Book Review - Take Charge of Parkinson’s Disease: Dynamic Lifestyle Changes to Put You in the Driver’s Seat
When I was diagnosed with Parkinson’s disease, the one thing I did not do was read about it. Quite honestly, I didn’t want to know what the future might hold for me. At this point, five years later, I can say I’ve read two books about Parkinson’s. One is Michael J. Fox’s book, Lucky Man, a book which helped me to find my balance after my diagnosis. The other one is a book I’ve just recently read. It is Anne Cutter Mikkelsen’s new book, Take Charge of Parkinson’s Disease: Dynamic Lifestyle Changes to Put You in the Driver’s Seat.
I was intrigued by this book when I first learned about it. What attracted me initially was the focus on exercise and diet. I’m a big believer in exercise for Parkinson’s and I want to learn more about diet changes that might be helpful. I’m still not planning on doing a lot of reading up on PD, but I thought it wouldn’t hurt to take a peek at this one. I’m glad I did. I also loaned it to Paul Zeiger, my yoga teacher. He read it, too, and I will include some of his thoughts as well.
Anne’s book is a combination of memoir, cookbook, and information about Parkinson’s disease. I was initially a bit surprised. This book wasn't exactly what I was expecting. I guess with the words "take charge" and "dynamic" in the title, I expected to see a lifestyle change set out very specifically, telling me what to do and how to do it, all with great enthusiasm. That it wasn’t like this at all, threw me a little. However, I read on and was pleasantly surprised by the end of Anne's story.

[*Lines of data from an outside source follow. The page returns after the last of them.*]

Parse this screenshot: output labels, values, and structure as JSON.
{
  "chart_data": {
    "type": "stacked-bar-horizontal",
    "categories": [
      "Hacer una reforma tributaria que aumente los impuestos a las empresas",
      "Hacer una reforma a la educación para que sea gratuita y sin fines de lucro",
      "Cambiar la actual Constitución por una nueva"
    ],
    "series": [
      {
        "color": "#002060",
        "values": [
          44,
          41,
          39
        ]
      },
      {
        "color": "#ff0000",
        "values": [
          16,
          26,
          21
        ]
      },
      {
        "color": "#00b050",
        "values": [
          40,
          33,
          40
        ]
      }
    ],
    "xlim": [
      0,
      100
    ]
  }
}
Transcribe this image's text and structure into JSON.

This is a gentle book, written by a cook whose husband happens to have Parkinson's disease. The lifestyle changes are shown by their example and not shoved at us. It's more of a quiet challenge that suggests that we create changes in our lives. I especially appreciate the recipes and the information about antioxidants and what they do, and the section on spices. Many of the recipes are simple, too, and use ingredients that I might actually have in my kitchen. For the recipes and gentle stories alone, this book is worth reading and keeping on hand as a cookbook.

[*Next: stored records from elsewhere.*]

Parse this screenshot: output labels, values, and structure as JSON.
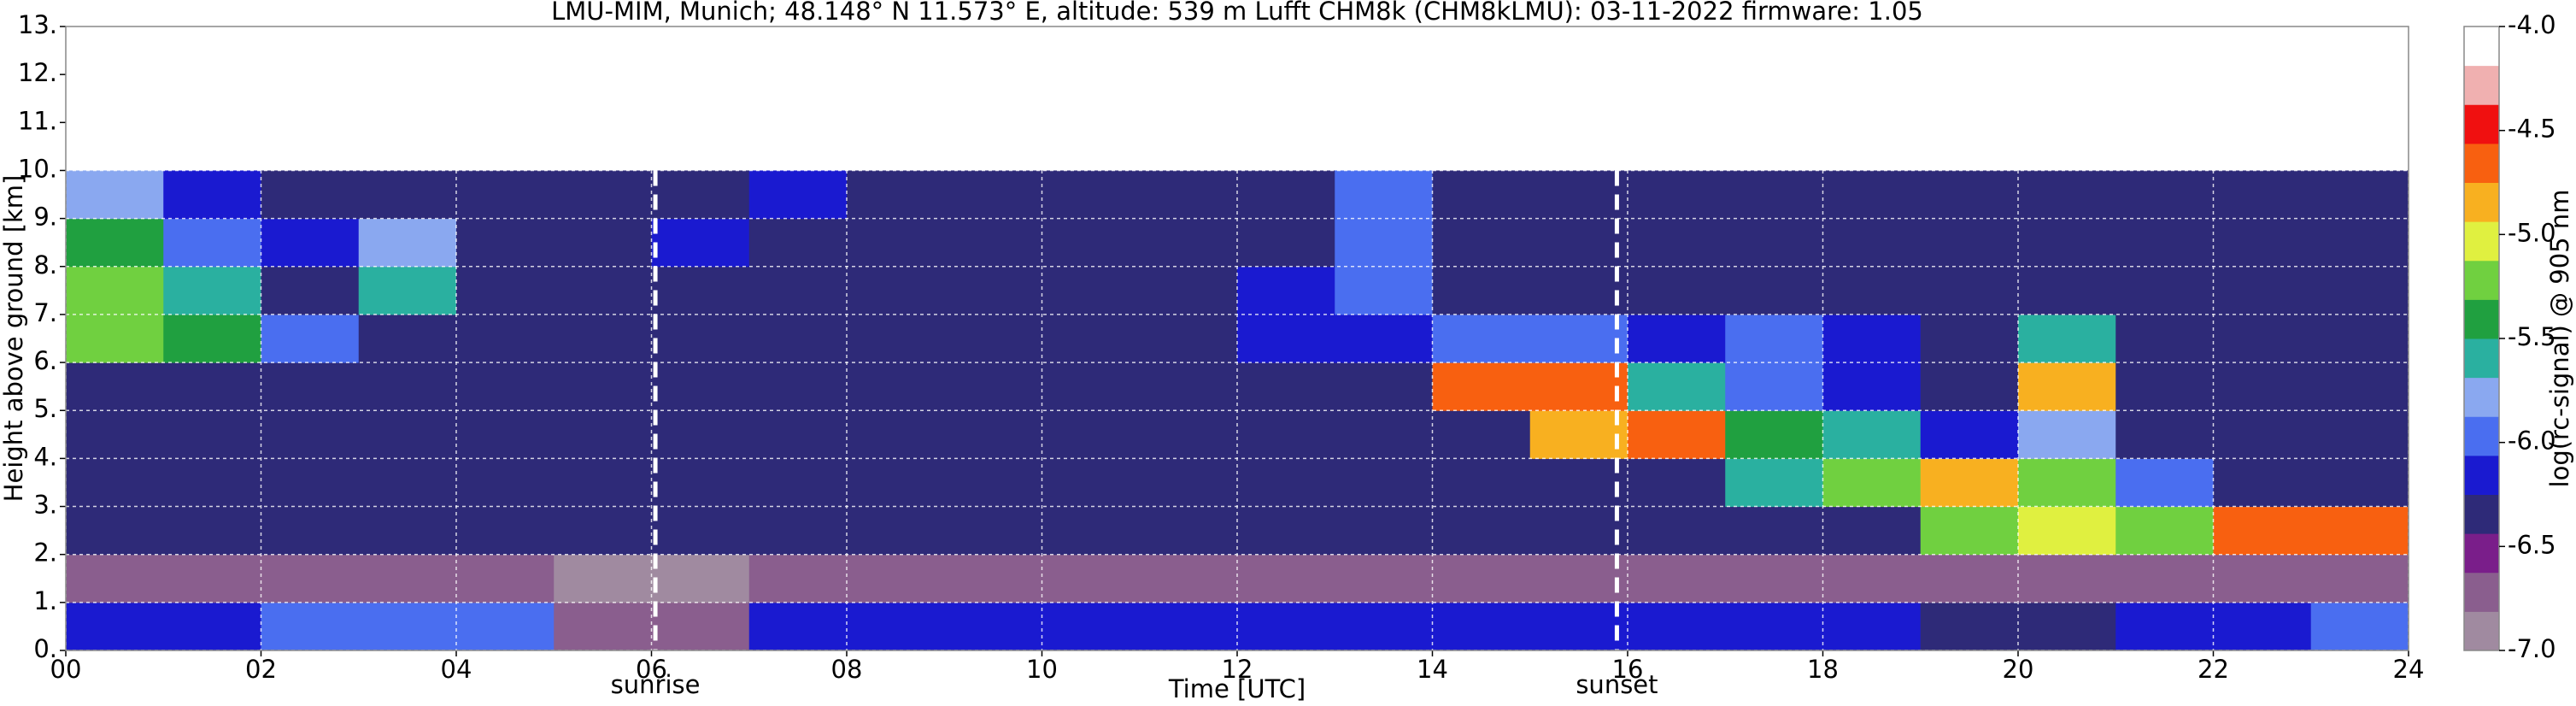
{
  "chart_data": {
    "type": "heatmap",
    "title": "LMU-MIM, Munich; 48.148° N 11.573° E, altitude: 539 m    Lufft CHM8k (CHM8kLMU): 03-11-2022    firmware: 1.05",
    "xlabel": "Time [UTC]",
    "ylabel": "Height above ground [km]",
    "colorbar_label": "log(rc-signal) @ 905 nm",
    "xlim": [
      0,
      24
    ],
    "ylim": [
      0,
      13
    ],
    "xticks": [
      {
        "value": 0,
        "label": "00"
      },
      {
        "value": 2,
        "label": "02"
      },
      {
        "value": 4,
        "label": "04"
      },
      {
        "value": 6,
        "label": "06"
      },
      {
        "value": 8,
        "label": "08"
      },
      10,
      12,
      14,
      16,
      18,
      20,
      22,
      24
    ],
    "yticks": [
      {
        "value": 0,
        "label": "0."
      },
      {
        "value": 1,
        "label": "1."
      },
      {
        "value": 2,
        "label": "2."
      },
      {
        "value": 3,
        "label": "3."
      },
      {
        "value": 4,
        "label": "4."
      },
      {
        "value": 5,
        "label": "5."
      },
      {
        "value": 6,
        "label": "6."
      },
      {
        "value": 7,
        "label": "7."
      },
      {
        "value": 8,
        "label": "8."
      },
      {
        "value": 9,
        "label": "9."
      },
      {
        "value": 10,
        "label": "10."
      },
      {
        "value": 11,
        "label": "11."
      },
      {
        "value": 12,
        "label": "12."
      },
      {
        "value": 13,
        "label": "13."
      }
    ],
    "clim": [
      -7,
      -4
    ],
    "cticks": [
      {
        "value": -4,
        "label": "-4.0"
      },
      {
        "value": -4.5,
        "label": "-4.5"
      },
      {
        "value": -5,
        "label": "-5.0"
      },
      {
        "value": -5.5,
        "label": "-5.5"
      },
      {
        "value": -6,
        "label": "-6.0"
      },
      {
        "value": -6.5,
        "label": "-6.5"
      },
      {
        "value": -7,
        "label": "-7.0"
      }
    ],
    "colors": [
      "#a08aa0",
      "#8a5e8e",
      "#7a1e8a",
      "#2e2a78",
      "#1a1ad0",
      "#4a6ef0",
      "#8aa8f0",
      "#2ab0a0",
      "#20a040",
      "#70d040",
      "#e0f040",
      "#f8b020",
      "#f86010",
      "#f01010",
      "#f0b0b0",
      "#ffffff"
    ],
    "grid": true,
    "x_bins": [
      0,
      1,
      2,
      3,
      4,
      5,
      6,
      7,
      8,
      9,
      10,
      11,
      12,
      13,
      14,
      15,
      16,
      17,
      18,
      19,
      20,
      21,
      22,
      23,
      24
    ],
    "y_bins": [
      0,
      1,
      2,
      3,
      4,
      5,
      6,
      7,
      8,
      9,
      10
    ],
    "z": [
      [
        -6.1,
        -6.1,
        -6.0,
        -5.9,
        -6.0,
        -6.8,
        -6.8,
        -6.2,
        -6.2,
        -6.2,
        -6.2,
        -6.2,
        -6.2,
        -6.2,
        -6.2,
        -6.2,
        -6.1,
        -6.2,
        -6.2,
        -6.3,
        -6.3,
        -6.2,
        -6.2,
        -6.0
      ],
      [
        -6.7,
        -6.7,
        -6.7,
        -6.7,
        -6.7,
        -6.9,
        -6.9,
        -6.7,
        -6.7,
        -6.7,
        -6.7,
        -6.7,
        -6.7,
        -6.7,
        -6.7,
        -6.7,
        -6.7,
        -6.7,
        -6.7,
        -6.7,
        -6.7,
        -6.7,
        -6.7,
        -6.7
      ],
      [
        -6.35,
        -6.35,
        -6.35,
        -6.35,
        -6.35,
        -6.35,
        -6.35,
        -6.35,
        -6.35,
        -6.35,
        -6.35,
        -6.35,
        -6.35,
        -6.35,
        -6.35,
        -6.35,
        -6.35,
        -6.35,
        -6.35,
        -5.3,
        -5.1,
        -5.3,
        -4.7,
        -4.6
      ],
      [
        -6.35,
        -6.35,
        -6.35,
        -6.35,
        -6.35,
        -6.35,
        -6.35,
        -6.35,
        -6.35,
        -6.35,
        -6.35,
        -6.35,
        -6.35,
        -6.35,
        -6.35,
        -6.35,
        -6.35,
        -5.6,
        -5.3,
        -4.8,
        -5.2,
        -6.0,
        -6.35,
        -6.35
      ],
      [
        -6.35,
        -6.35,
        -6.35,
        -6.35,
        -6.35,
        -6.35,
        -6.35,
        -6.35,
        -6.35,
        -6.35,
        -6.35,
        -6.35,
        -6.35,
        -6.35,
        -6.35,
        -4.8,
        -4.7,
        -5.4,
        -5.6,
        -6.2,
        -5.8,
        -6.35,
        -6.35,
        -6.35
      ],
      [
        -6.35,
        -6.35,
        -6.35,
        -6.35,
        -6.35,
        -6.35,
        -6.35,
        -6.35,
        -6.35,
        -6.35,
        -6.35,
        -6.35,
        -6.35,
        -6.35,
        -4.6,
        -4.7,
        -5.6,
        -5.9,
        -6.2,
        -6.35,
        -4.9,
        -6.35,
        -6.35,
        -6.35
      ],
      [
        -5.3,
        -5.4,
        -6.0,
        -6.35,
        -6.35,
        -6.35,
        -6.35,
        -6.35,
        -6.35,
        -6.35,
        -6.35,
        -6.35,
        -6.2,
        -6.1,
        -5.9,
        -6.0,
        -6.2,
        -6.0,
        -6.2,
        -6.35,
        -5.6,
        -6.35,
        -6.35,
        -6.35
      ],
      [
        -5.2,
        -5.6,
        -6.35,
        -5.6,
        -6.35,
        -6.35,
        -6.35,
        -6.35,
        -6.35,
        -6.35,
        -6.35,
        -6.35,
        -6.1,
        -6.0,
        -6.35,
        -6.35,
        -6.35,
        -6.35,
        -6.35,
        -6.35,
        -6.35,
        -6.35,
        -6.35,
        -6.35
      ],
      [
        -5.5,
        -5.9,
        -6.1,
        -5.7,
        -6.35,
        -6.35,
        -6.2,
        -6.35,
        -6.35,
        -6.35,
        -6.35,
        -6.35,
        -6.35,
        -5.9,
        -6.35,
        -6.35,
        -6.35,
        -6.35,
        -6.35,
        -6.35,
        -6.35,
        -6.35,
        -6.35,
        -6.35
      ],
      [
        -5.8,
        -6.1,
        -6.35,
        -6.35,
        -6.35,
        -6.35,
        -6.35,
        -6.2,
        -6.35,
        -6.35,
        -6.35,
        -6.35,
        -6.35,
        -6.0,
        -6.35,
        -6.35,
        -6.35,
        -6.35,
        -6.35,
        -6.35,
        -6.35,
        -6.35,
        -6.35,
        -6.35
      ]
    ],
    "annotations": [
      {
        "text": "sunrise",
        "x": 6.04
      },
      {
        "text": "sunset",
        "x": 15.89
      }
    ]
  }
}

We had a few minor quibbles. Anne’s family has available resources that are greater than most of us with PD have. I am grateful for their sake that they had these resources; it’s just frustrating at times to read about possibilities that aren’t really possible for most of us. Paul feels the word choice of “Driver’s Seat” in the book’s subtitle is unfortunate, since many of us with PD need to get out of the driver’s seat!

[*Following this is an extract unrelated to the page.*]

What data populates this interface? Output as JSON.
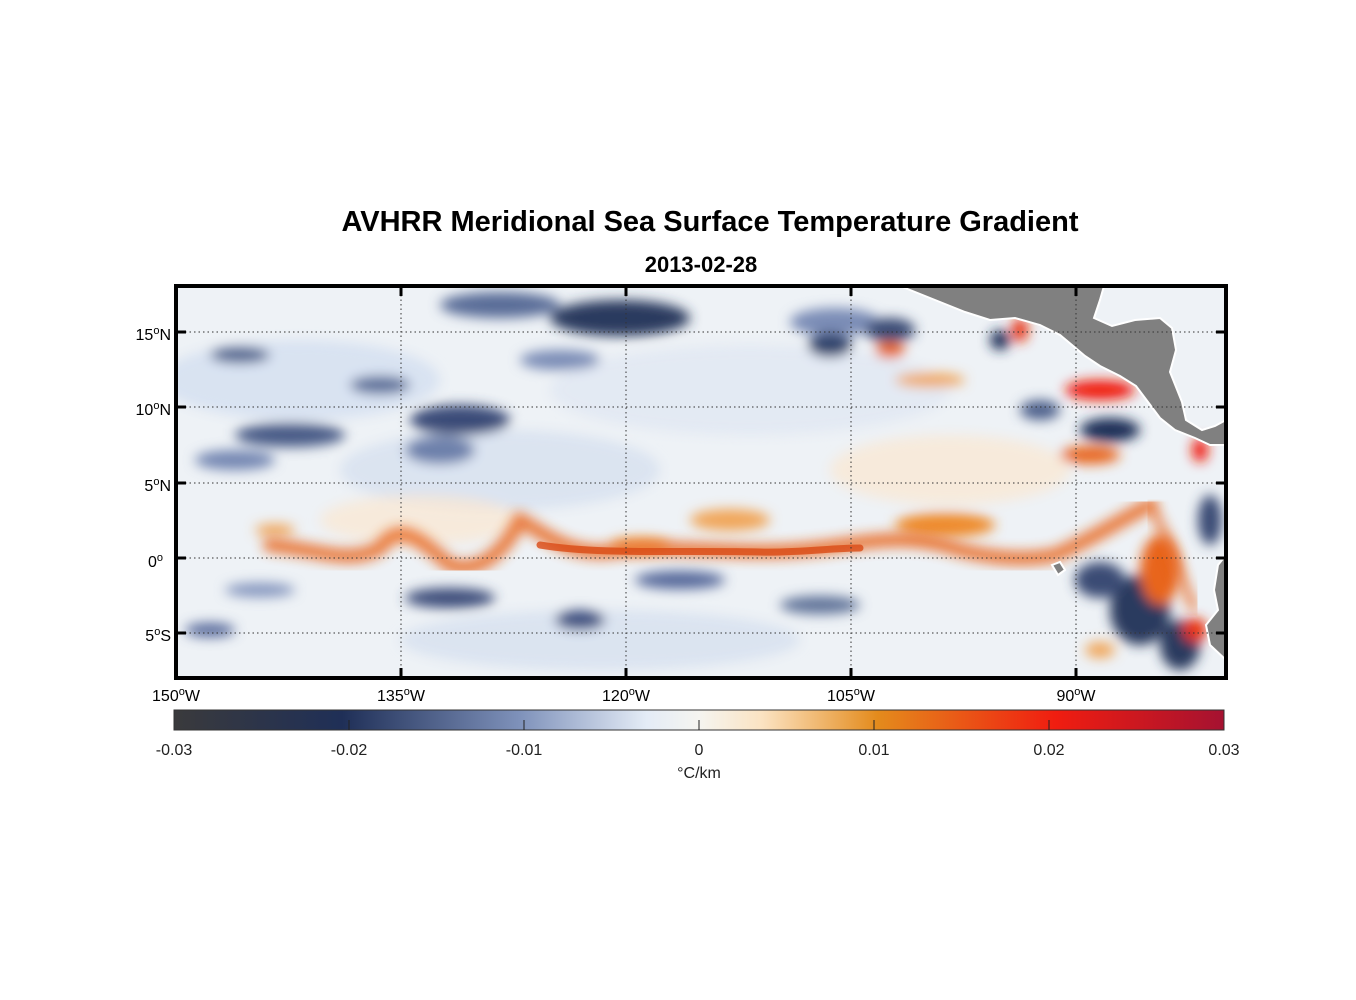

One of my favorite stories in the book is when Anne’s husband, Mike, is attempting to button his shirt and Anne hears him swearing from the other room. As one who actually took swearing lessons from a friend after my diagnosis, feeling that this was a skill that was mandatory in my life with PD, I would have loved to hear more stories like this. A few non-inspirational moments make me more comfortable and more willing to take seriously the lifestyle changes that are suggested.
Minor quibbles aside; this is a good book to add to our home library. It will have a place of honor in my kitchen.